Councillors to get pay rises of up to $16,000

23:30, May 05 2013

Pay rates for Marlborough district councillors and the mayor will increase after the council elections in October.

The Remuneration Authority, which sets judges and central and local government politicians' salaries, last week proposed a new system for councillors' salaries, which would see the salary set by the authority, rather than a pool from which individual councils draw on.

Under that proposal, the mayoral salary would increase $4,550 from $119,000 to $123,550 and councillors' base salaries would rise $5000 from $28,000 to $33,000 a year.

Mayor Alistair Sowman has $4284 deducted from his salary to cover any private use of a car provided as mayoral vehicle.

The authority had yet to finalise the salaries because it was still consulting on the amount councillors would receive for extra responsibilities, such as chairing committees.

Council democracy services manager Mike Porter said councillors chairing committees were paid just under $42,000, and this could increase to $49,500.


Authority chairman John Errington said in the report the proposals came out of a two-year review. The recommendations would be implemented after the elections at the end of this year.

The Remuneration Authority, which sets the pay for city, district and regional councils, has increased the national pay pool by 8.9 per cent, meaning councillors in some councils would pocket rises of up to $16,000 after this year's elections.

By comparison, average workers' pay packets were creeping up about 1.8 per cent a year.

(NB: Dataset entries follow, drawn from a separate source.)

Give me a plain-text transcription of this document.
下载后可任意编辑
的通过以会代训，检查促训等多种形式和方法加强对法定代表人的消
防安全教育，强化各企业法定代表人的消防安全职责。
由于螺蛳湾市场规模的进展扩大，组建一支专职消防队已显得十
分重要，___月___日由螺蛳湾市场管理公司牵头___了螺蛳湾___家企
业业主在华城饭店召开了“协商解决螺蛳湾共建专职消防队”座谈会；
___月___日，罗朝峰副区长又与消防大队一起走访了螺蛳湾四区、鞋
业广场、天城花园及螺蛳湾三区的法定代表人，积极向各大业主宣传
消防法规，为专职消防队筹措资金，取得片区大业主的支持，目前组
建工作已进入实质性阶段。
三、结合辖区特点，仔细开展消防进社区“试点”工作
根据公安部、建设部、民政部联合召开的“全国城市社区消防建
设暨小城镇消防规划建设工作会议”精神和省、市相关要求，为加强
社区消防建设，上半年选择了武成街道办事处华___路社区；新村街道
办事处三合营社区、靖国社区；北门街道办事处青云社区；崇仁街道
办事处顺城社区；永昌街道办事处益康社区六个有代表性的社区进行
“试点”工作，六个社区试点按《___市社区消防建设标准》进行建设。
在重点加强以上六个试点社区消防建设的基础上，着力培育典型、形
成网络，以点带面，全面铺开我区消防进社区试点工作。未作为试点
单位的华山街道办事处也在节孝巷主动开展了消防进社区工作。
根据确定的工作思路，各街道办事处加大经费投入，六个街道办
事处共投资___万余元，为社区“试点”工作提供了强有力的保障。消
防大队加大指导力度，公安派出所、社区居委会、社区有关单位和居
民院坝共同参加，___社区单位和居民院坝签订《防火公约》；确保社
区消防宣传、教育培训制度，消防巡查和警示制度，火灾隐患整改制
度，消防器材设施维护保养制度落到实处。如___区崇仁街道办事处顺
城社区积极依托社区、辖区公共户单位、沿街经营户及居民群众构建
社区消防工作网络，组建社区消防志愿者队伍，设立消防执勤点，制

Local Government New Zealand chairman Lawrence Yule said elected officials were finding it increasingly difficult to hold down other employment.

"If they're to give up other career options, or significant family life, or significant other things they're doing, then they do have to be properly remunerated."

Knowing the minimum salary would help potential candidates decide whether to stand, he said.

But Public Service Association national secretary Richard Wagstaff described the increased pay pool as "way out of proportion" with what council staff and employees in the wider public sector were getting.

"Clearly councillors work hard, but so do the people that work for councils, and there should be a much fairer distribution of resources."